Playing the following season in memory of Watkins, the Devils pledged to “Win Wade’s War in ’94” and, despite a late-season slump, earned their second consecutive winning season. Moncato enjoyed another stellar campaign and broke his own record for receiving yards in a game (230). He was named to the All-American second team and finished his FDU career as the all-time leader in receiving yardage (2,854), receptions (168), touchdown receptions (30) and points (192).

The next season, wideout Jake Doran emerged from Moncato’s shadow and put up impressive numbers on his way to garnering second team All-American honors.

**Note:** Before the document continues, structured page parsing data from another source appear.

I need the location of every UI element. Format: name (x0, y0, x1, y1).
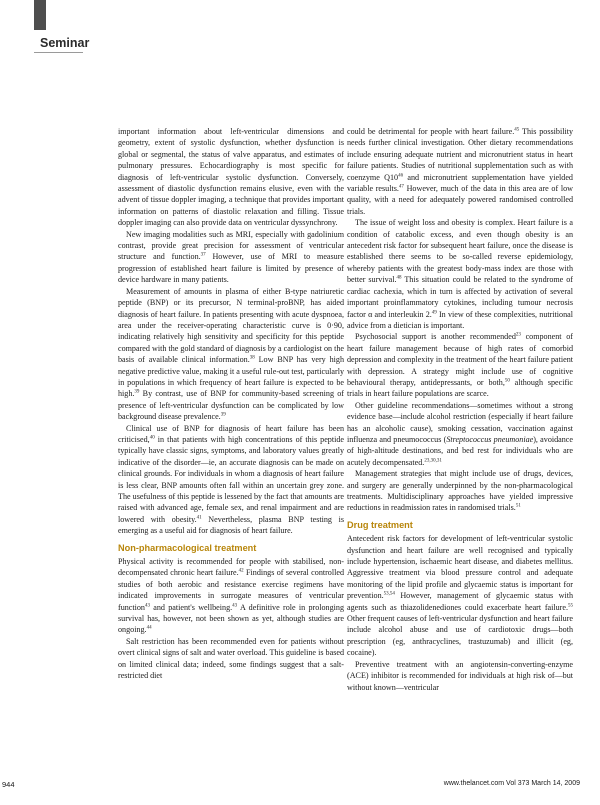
paragraph: Salt restriction has been recommended even for patients without overt clinical signs of salt and water overload. This guideline is based on limited clinical data; indeed, some findings suggest that a salt-restricted diet (118, 636, 344, 681)
paragraph: Management strategies that might include use of drugs, devices, and surgery are generally underpinned by the non-pharmacological treatments. Multidisciplinary approaches have yielded impressive reductions in readmission rates in randomised trials.$^{51}$ (347, 469, 573, 513)
paragraph: Preventive treatment with an angiotensin-converting-enzyme (ACE) inhibitor is recommended for individuals at high risk of—but without known—ventricular (347, 659, 573, 692)
paragraph: Antecedent risk factors for development of left-ventricular systolic dysfunction and heart failure are well recognised and typically include hypertension, ischaemic heart disease, and diabetes mellitus. Aggressive treatment via blood pressure control and adequate monitoring of the lipid profile and glycaemic status is important for prevention.$^{53,54}$ However, management of glycaemic status with agents such as thiazolidenediones could exacerbate heart failure.$^{55}$ Other frequent causes of left-ventricular dysfunction and heart failure include alcohol abuse and use of cardiotoxic drugs—both prescription (eg, anthracyclines, trastuzumab) and illicit (eg, cocaine). (347, 534, 573, 658)
section-heading: Drug treatment (347, 519, 413, 530)
paragraph: Physical activity is recommended for people with stabilised, non-decompensated chronic heart failure.$^{42}$ Findings of several controlled studies of both aerobic and resistance exercise regimens have indicated improvements in surrogate measures of ventricular function$^{43}$ and patient's wellbeing.$^{43}$ A definitive role in prolonging survival has, however, not been shown as yet, although studies are ongoing.$^{44}$ (118, 557, 344, 635)
left-column (118, 126, 344, 682)
right-column (347, 126, 573, 693)
journal-info: www.thelancet.com Vol 373 March 14, 2009 (443, 780, 580, 787)
paragraph: Clinical use of BNP for diagnosis of heart failure has been criticised,$^{40}$ in that patients with high concentrations of this peptide typically have classic signs, symptoms, and laboratory values greatly indicative of the disorder—ie, an accurate diagnosis can be made on clinical grounds. For individuals in whom a diagnosis of heart failure is less clear, BNP amounts often fall within an uncertain grey zone. The usefulness of this peptide is lessened by the fact that amounts are raised with advanced age, female sex, and renal impairment and are lowered with obesity.$^{41}$ Nevertheless, plasma BNP testing is emerging as a useful aid for diagnosis of heart failure. (118, 423, 344, 536)
section-rule (34, 52, 83, 53)
paragraph: important information about left-ventricular dimensions and geometry, extent of systolic dysfunction, whether dysfunction is global or segmental, the status of valve apparatus, and estimates of pulmonary pressures. Echocardiography is most specific for diagnosis of left-ventricular systolic dysfunction. Conversely, assessment of diastolic dysfunction remains elusive, even with the advent of tissue doppler imaging, a technique that provides important information on patterns of diastolic relaxation and filling. Tissue doppler imaging can also provide data on ventricular dyssynchrony. (118, 127, 344, 228)
paragraph: The issue of weight loss and obesity is complex. Heart failure is a condition of catabolic excess, and even though obesity is an antecedent risk factor for subsequent heart failure, once the disease is established there seems to be so-called reverse epidemiology, whereby patients with the greatest body-mass index are those with better survival.$^{48}$ This situation could be related to the syndrome of cardiac cachexia, which in turn is affected by activation of several important proinflammatory cytokines, including tumour necrosis factor α and interleukin 2.49 In view of these complexities, nutritional advice from a dietician is important. (347, 218, 573, 330)
paragraph: Psychosocial support is another recommended$^{23}$ component of heart failure management because of high rates of comorbid depression and complexity in the treatment of the heart failure patient with depression. A strategy might include use of cognitive behavioural therapy, antidepressants, or both,$^{50}$ although specific trials in heart failure populations are scarce. (347, 332, 573, 399)
page-number: 944 (2, 780, 15, 789)
paragraph: New imaging modalities such as MRI, especially with gadolinium contrast, provide great precision for assessment of ventricular structure and function.$^{37}$ However, use of MRI to measure progression of established heart failure is limited by presence of device hardware in many patients. (118, 229, 344, 285)
paragraph: could be detrimental for people with heart failure.$^{45}$ This possibility needs further clinical investigation. Other dietary recommendations include ensuring adequate nutrient and micronutrient status in heart failure patients. Studies of nutritional supplementation such as with coenzyme $Q10^{46}$ and micronutrient supplementation have yielded variable results.$^{47}$ However, much of the data in this area are of low quality, with a need for adequately powered randomised controlled trials. (347, 127, 573, 216)
paragraph: Measurement of amounts in plasma of either B-type natriuretic peptide (BNP) or its precursor, N terminal-proBNP, has aided diagnosis of heart failure. In patients presenting with acute dyspnoea, area under the receiver-operating characteristic curve is 0·90, indicating relatively high sensitivity and specificity for this peptide compared with the gold standard of diagnosis by a cardiologist on the basis of available clinical information.$^{38}$ Low BNP has very high negative predictive value, making it a useful rule-out test, particularly in populations in which frequency of heart failure is expected to be high.$^{39}$ By contrast, use of BNP for community-based screening of presence of left-ventricular dysfunction can be complicated by low background disease prevalence.$^{39}$ (118, 286, 344, 422)
section-heading: Non-pharmacological treatment (118, 542, 257, 553)
section-label: Seminar (40, 36, 90, 50)
paragraph: Other guideline recommendations—sometimes without a strong evidence base—include alcohol restriction (especially if heart failure has an alcoholic cause), smoking cessation, vaccination against influenza and pneumococcus (Streptococcus pneumoniae), avoidance of high-altitude destinations, and bed rest for individuals who are acutely decompensated.$^{23,30,31}$ (347, 400, 573, 467)
section-tab-marker (34, 0, 46, 30)
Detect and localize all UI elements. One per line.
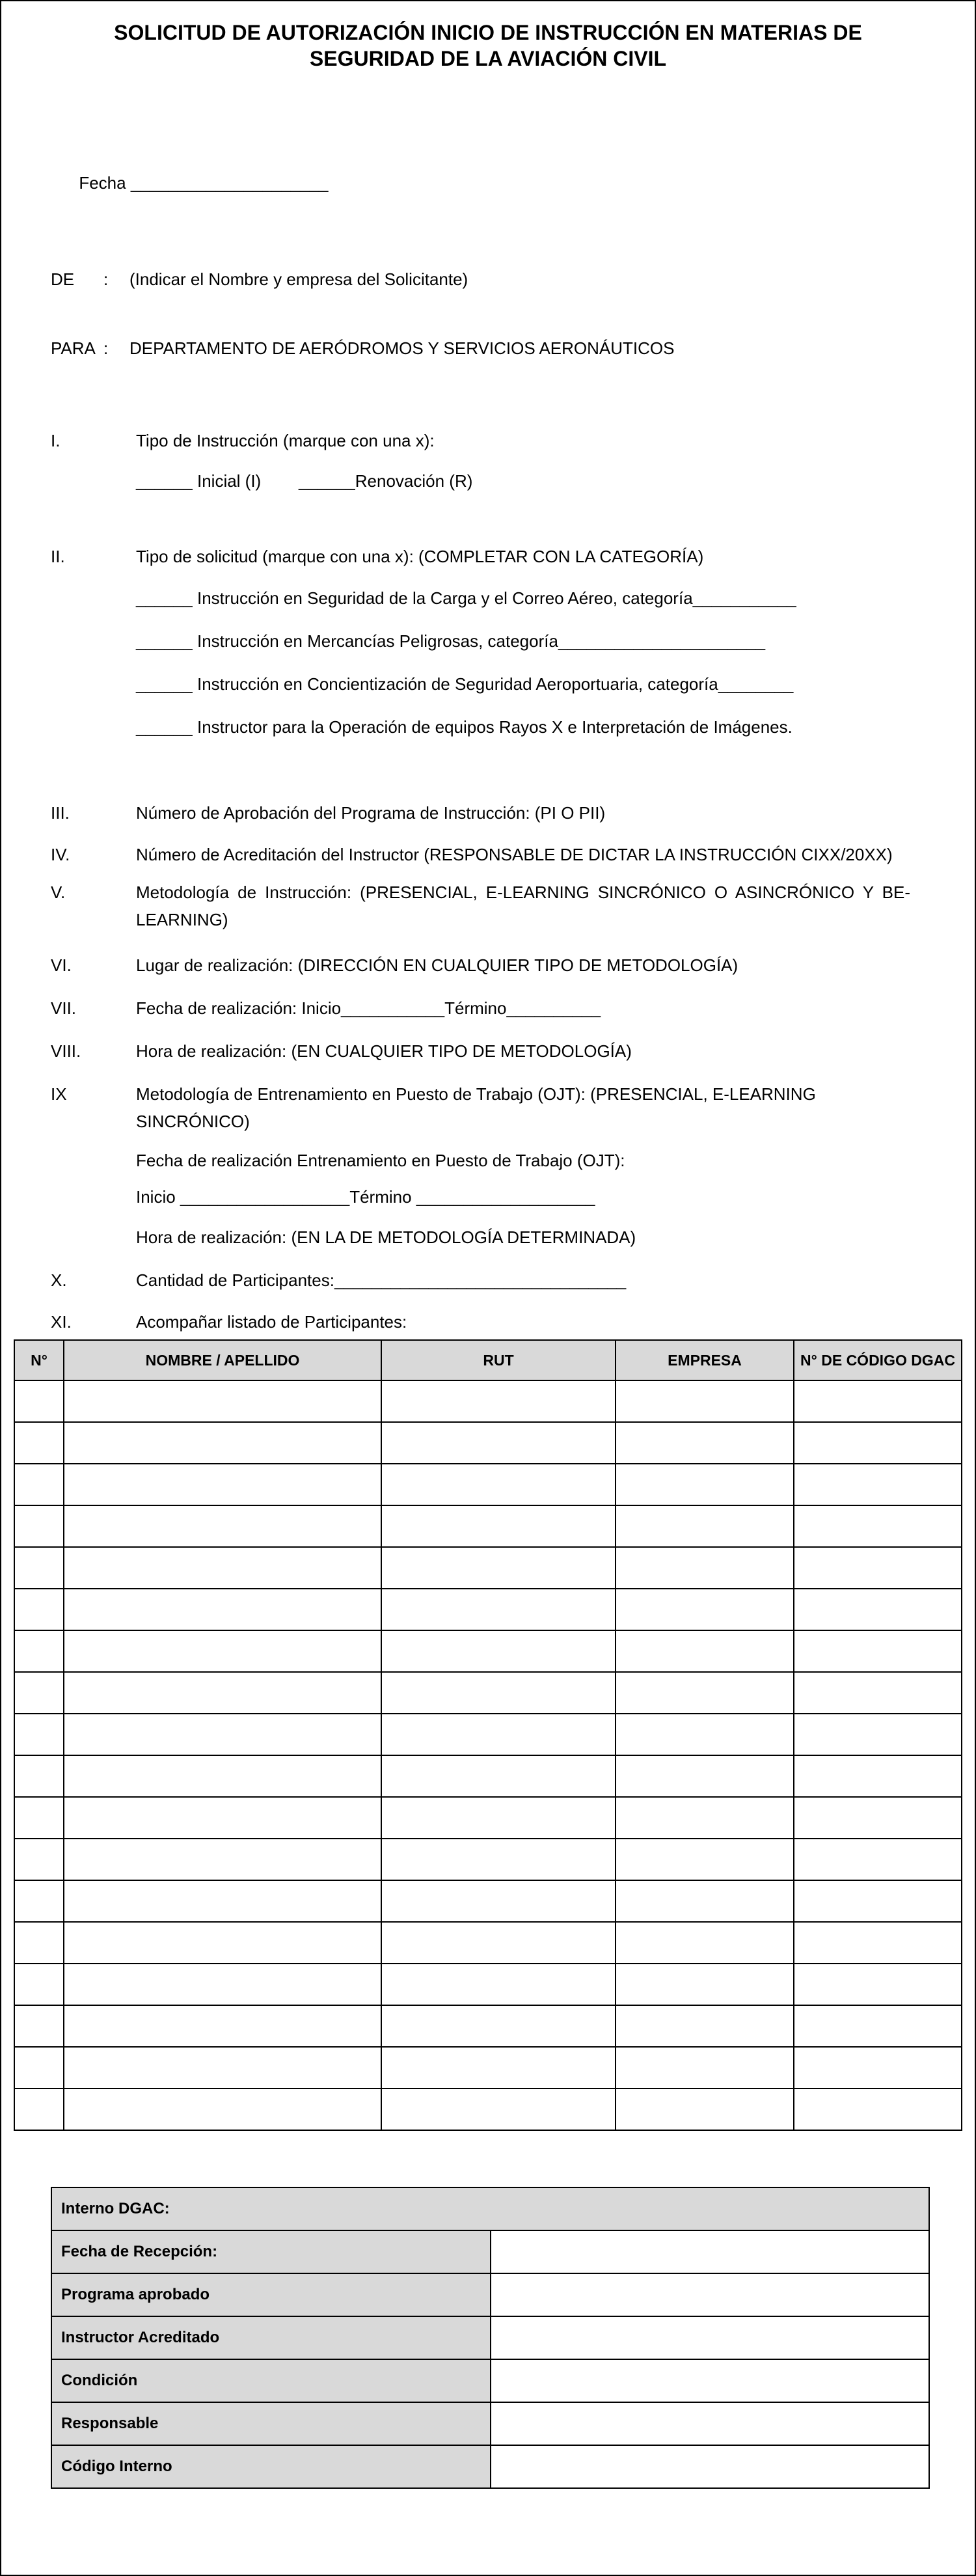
para-row	[51, 335, 929, 362]
item-text: Metodología de Entrenamiento en Puesto de Trabajo (OJT): (PRESENCIAL, E-LEARNING SINCRÓNICO)	[136, 1084, 821, 1131]
participants-empty-cell	[64, 1755, 381, 1797]
participants-empty-cell	[14, 1714, 64, 1755]
participants-empty-cell	[616, 2089, 794, 2130]
item-text: Fecha de realización: Inicio___________Término__________	[136, 998, 601, 1018]
participants-empty-cell	[64, 1630, 381, 1672]
participants-empty-cell	[64, 1547, 381, 1589]
item-text: Metodología de Instrucción: (PRESENCIAL, E-LEARNING SINCRÓNICO O ASINCRÓNICO Y BE-LEARNING)	[136, 883, 910, 929]
participants-empty-cell	[794, 1755, 962, 1797]
participants-empty-cell	[794, 1422, 962, 1464]
participants-empty-cell	[381, 1755, 616, 1797]
form-items	[51, 427, 929, 1336]
item-roman-numeral: VII.	[51, 998, 77, 1018]
participants-empty-row	[14, 2005, 962, 2047]
participants-col-empresa: EMPRESA	[616, 1340, 794, 1380]
participants-empty-cell	[381, 1839, 616, 1880]
participants-empty-cell	[794, 1797, 962, 1839]
participants-empty-cell	[794, 1589, 962, 1630]
participants-empty-cell	[794, 2089, 962, 2130]
interno-row	[51, 2359, 929, 2402]
participants-empty-cell	[14, 1547, 64, 1589]
interno-table-body	[51, 2187, 929, 2488]
participants-empty-cell	[616, 1505, 794, 1547]
participants-empty-cell	[794, 1714, 962, 1755]
interno-row-value	[491, 2273, 930, 2316]
participants-empty-cell	[616, 1589, 794, 1630]
participants-empty-cell	[381, 1630, 616, 1672]
interno-row-value	[491, 2445, 930, 2488]
item-text: Número de Acreditación del Instructor (RESPONSABLE DE DICTAR LA INSTRUCCIÓN CIXX/20XX)	[136, 845, 893, 864]
participants-empty-row	[14, 2047, 962, 2089]
item-subline-hora-ojt: Hora de realización: (EN LA DE METODOLOGÍA DETERMINADA)	[136, 1227, 636, 1247]
participants-empty-cell	[14, 1422, 64, 1464]
item-cantidad-participantes	[51, 1267, 929, 1294]
participants-empty-cell	[64, 1797, 381, 1839]
participants-empty-cell	[616, 1547, 794, 1589]
participants-empty-cell	[794, 1505, 962, 1547]
participants-empty-cell	[14, 2089, 64, 2130]
item-subline-inicio-termino-ojt: Inicio __________________Término ___________________	[136, 1187, 595, 1207]
de-label: DE	[51, 269, 75, 289]
item-tipo-solicitud	[51, 543, 929, 741]
participants-empty-cell	[616, 1672, 794, 1714]
interno-row	[51, 2402, 929, 2445]
interno-header-cell: Interno DGAC:	[51, 2187, 929, 2230]
participants-empty-cell	[794, 1672, 962, 1714]
participants-empty-cell	[14, 1672, 64, 1714]
de-value: (Indicar el Nombre y empresa del Solicitante)	[129, 269, 468, 289]
item-text: Lugar de realización: (DIRECCIÓN EN CUALQUIER TIPO DE METODOLOGÍA)	[136, 955, 739, 975]
participants-empty-cell	[616, 1630, 794, 1672]
item-text: Hora de realización: (EN CUALQUIER TIPO DE METODOLOGÍA)	[136, 1041, 632, 1061]
participants-empty-cell	[616, 2005, 794, 2047]
item-roman-numeral: X.	[51, 1270, 67, 1290]
de-separator: :	[103, 269, 109, 289]
participants-empty-row	[14, 1505, 962, 1547]
participants-empty-cell	[794, 1380, 962, 1422]
item-numero-acreditacion	[51, 841, 929, 868]
participants-col-rut: RUT	[381, 1340, 616, 1380]
participants-empty-cell	[616, 2047, 794, 2089]
interno-row-value	[491, 2359, 930, 2402]
participants-empty-cell	[381, 1380, 616, 1422]
item-roman-numeral: II.	[51, 547, 65, 566]
participants-empty-cell	[64, 1422, 381, 1464]
participants-empty-cell	[794, 2005, 962, 2047]
participants-empty-cell	[64, 1922, 381, 1964]
title-line-1: SOLICITUD DE AUTORIZACIÓN INICIO DE INSTRUCCIÓN EN MATERIAS DE	[114, 21, 862, 44]
participants-empty-cell	[616, 1839, 794, 1880]
item-text: Tipo de solicitud (marque con una x): (COMPLETAR CON LA CATEGORÍA)	[136, 547, 704, 566]
participants-empty-row	[14, 1380, 962, 1422]
item-hora-realizacion	[51, 1037, 929, 1065]
interno-row-label: Programa aprobado	[51, 2273, 491, 2316]
interno-row-label: Responsable	[51, 2402, 491, 2445]
participants-empty-row	[14, 1547, 962, 1589]
interno-row	[51, 2445, 929, 2488]
item-lugar-realizacion	[51, 952, 929, 979]
participants-empty-cell	[794, 1547, 962, 1589]
participants-empty-cell	[616, 1797, 794, 1839]
participants-empty-cell	[381, 1505, 616, 1547]
participants-empty-row	[14, 2089, 962, 2130]
participants-empty-cell	[381, 1422, 616, 1464]
participants-empty-row	[14, 1672, 962, 1714]
title-line-2: SEGURIDAD DE LA AVIACIÓN CIVIL	[309, 47, 667, 70]
interno-row-label: Código Interno	[51, 2445, 491, 2488]
interno-header-row	[51, 2187, 929, 2230]
participants-empty-cell	[616, 1422, 794, 1464]
participants-empty-cell	[381, 1714, 616, 1755]
item-numero-aprobacion	[51, 799, 929, 827]
participants-empty-cell	[64, 1589, 381, 1630]
fecha-label: Fecha	[79, 173, 131, 193]
item-subline-carga-correo: ______ Instrucción en Seguridad de la Carga y el Correo Aéreo, categoría___________	[136, 588, 796, 608]
participants-empty-cell	[14, 1797, 64, 1839]
participants-empty-cell	[14, 1839, 64, 1880]
item-fecha-realizacion	[51, 994, 929, 1022]
participants-empty-row	[14, 1797, 962, 1839]
participants-empty-cell	[794, 2047, 962, 2089]
interno-row-label: Fecha de Recepción:	[51, 2230, 491, 2273]
interno-row	[51, 2316, 929, 2359]
participants-empty-cell	[381, 1547, 616, 1589]
participants-empty-cell	[616, 1880, 794, 1922]
participants-empty-cell	[616, 1380, 794, 1422]
participants-empty-cell	[616, 1964, 794, 2005]
participants-header-row	[14, 1340, 962, 1380]
participants-table-body	[14, 1380, 962, 2130]
participants-empty-cell	[381, 2005, 616, 2047]
participants-empty-cell	[616, 1464, 794, 1505]
participants-empty-row	[14, 1422, 962, 1464]
participants-empty-row	[14, 1464, 962, 1505]
participants-empty-row	[14, 1880, 962, 1922]
participants-empty-cell	[381, 1797, 616, 1839]
item-text: Número de Aprobación del Programa de Instrucción: (PI O PII)	[136, 803, 606, 823]
participants-empty-cell	[794, 1964, 962, 2005]
item-roman-numeral: V.	[51, 883, 66, 902]
participants-empty-cell	[381, 1672, 616, 1714]
interno-row-value	[491, 2316, 930, 2359]
interno-row-label: Condición	[51, 2359, 491, 2402]
participants-col-nombre-apellido: NOMBRE / APELLIDO	[64, 1340, 381, 1380]
participants-empty-cell	[14, 1880, 64, 1922]
participants-empty-cell	[14, 1922, 64, 1964]
participants-empty-row	[14, 1964, 962, 2005]
item-subline-mercancias-peligrosas: ______ Instrucción en Mercancías Peligrosas, categoría______________________	[136, 631, 766, 651]
participants-empty-cell	[616, 1922, 794, 1964]
para-separator: :	[103, 338, 109, 358]
participants-empty-cell	[64, 1839, 381, 1880]
document-title	[1, 20, 975, 72]
participants-empty-cell	[14, 1505, 64, 1547]
item-roman-numeral: III.	[51, 803, 70, 823]
para-label: PARA	[51, 338, 96, 358]
interno-row-value	[491, 2230, 930, 2273]
interno-row	[51, 2273, 929, 2316]
participants-col-codigo-dgac: N° DE CÓDIGO DGAC	[794, 1340, 962, 1380]
participants-empty-cell	[381, 1880, 616, 1922]
item-text: Cantidad de Participantes:_______________________________	[136, 1270, 627, 1290]
participants-empty-cell	[616, 1755, 794, 1797]
participants-empty-cell	[14, 1755, 64, 1797]
participants-empty-cell	[14, 2005, 64, 2047]
item-roman-numeral: I.	[51, 431, 61, 450]
item-text: Acompañar listado de Participantes:	[136, 1312, 407, 1332]
participants-table	[14, 1339, 962, 2131]
participants-empty-cell	[616, 1714, 794, 1755]
participants-empty-row	[14, 1922, 962, 1964]
item-roman-numeral: VI.	[51, 955, 72, 975]
participants-empty-cell	[381, 2047, 616, 2089]
participants-empty-cell	[14, 1464, 64, 1505]
item-roman-numeral: XI.	[51, 1312, 72, 1332]
participants-empty-cell	[64, 2005, 381, 2047]
item-listado-participantes	[51, 1308, 929, 1336]
participants-empty-cell	[381, 1589, 616, 1630]
participants-empty-cell	[64, 2047, 381, 2089]
participants-empty-row	[14, 1630, 962, 1672]
item-subline-concientizacion: ______ Instrucción en Concientización de Seguridad Aeroportuaria, categoría________	[136, 674, 794, 694]
participants-empty-cell	[64, 1964, 381, 2005]
participants-empty-cell	[794, 1880, 962, 1922]
participants-empty-cell	[381, 1922, 616, 1964]
item-tipo-instruccion	[51, 427, 929, 495]
participants-empty-cell	[14, 1630, 64, 1672]
interno-row-value	[491, 2402, 930, 2445]
participants-empty-cell	[381, 1464, 616, 1505]
fecha-row	[51, 142, 929, 224]
de-row	[51, 266, 929, 293]
participants-col-numero: N°	[14, 1340, 64, 1380]
participants-empty-cell	[794, 1922, 962, 1964]
item-text: Tipo de Instrucción (marque con una x):	[136, 431, 435, 450]
item-metodologia-instruccion	[51, 879, 929, 933]
item-subline-rayos-x: ______ Instructor para la Operación de equipos Rayos X e Interpretación de Imágenes.	[136, 717, 793, 737]
participants-empty-cell	[64, 2089, 381, 2130]
participants-empty-cell	[381, 1964, 616, 2005]
fecha-blank-line: _____________________	[130, 173, 329, 193]
participants-empty-row	[14, 1839, 962, 1880]
item-roman-numeral: IX	[51, 1084, 67, 1104]
participants-empty-cell	[794, 1839, 962, 1880]
participants-empty-cell	[64, 1672, 381, 1714]
item-subline-fecha-ojt: Fecha de realización Entrenamiento en Puesto de Trabajo (OJT):	[136, 1151, 625, 1170]
interno-row	[51, 2230, 929, 2273]
participants-empty-cell	[14, 2047, 64, 2089]
participants-empty-cell	[64, 1880, 381, 1922]
participants-empty-cell	[794, 1630, 962, 1672]
participants-empty-cell	[14, 1589, 64, 1630]
para-value: DEPARTAMENTO DE AERÓDROMOS Y SERVICIOS AERONÁUTICOS	[129, 338, 675, 358]
participants-empty-cell	[14, 1964, 64, 2005]
participants-empty-row	[14, 1589, 962, 1630]
item-roman-numeral: VIII.	[51, 1041, 81, 1061]
participants-empty-cell	[794, 1464, 962, 1505]
participants-empty-cell	[64, 1380, 381, 1422]
participants-empty-cell	[381, 2089, 616, 2130]
item-roman-numeral: IV.	[51, 845, 70, 864]
participants-empty-row	[14, 1755, 962, 1797]
interno-dgac-table	[51, 2187, 930, 2489]
participants-empty-row	[14, 1714, 962, 1755]
participants-empty-cell	[14, 1380, 64, 1422]
participants-empty-cell	[64, 1505, 381, 1547]
participants-empty-cell	[64, 1714, 381, 1755]
interno-row-label: Instructor Acreditado	[51, 2316, 491, 2359]
participants-empty-cell	[64, 1464, 381, 1505]
item-metodologia-ojt	[51, 1080, 929, 1251]
item-subline-inicial-renovacion: ______ Inicial (I) ______Renovación (R)	[136, 471, 473, 491]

Doran led FDU to an early season win over nationally ranked Widener University with a school-record 268 receiving yards, which was the third highest total in the nation in 1995. He also finished the year ranked second in the country with 133.4 receiving yards per game and second on the FDU single-season list with 1,201 receiving yards. Doran pulled in 70 passes to break Moncato’s mark and snared a school record 13 catches in one game.

All eras must come to an end, and so after 23 years, Klika decided to step down as head coach and devote his full attention to serving as the athletics director. FDU offensive coordinator Larry Arico became only the second head coach in school history, and in his first season in 1997, he was greeted with one of the most difficult schedules in the nation, playing six nationally ranked teams. While the recent Devils have struggled in the win-loss column, they have displayed both heart and character and shown signs that the future is in good hands. 

The Devils’ program has come a long way since 1974 and members of that first team can take great pride in the legacy they began. (During this year’s homecoming celebration, FDU honored members of the first team.)  For the players, for the fans and for the entire University, the decision made by Shields and Griffo in 1973 has borne much to cheer about. In Shields’ words, “It was a wonderful choice.” —A.C./A.W.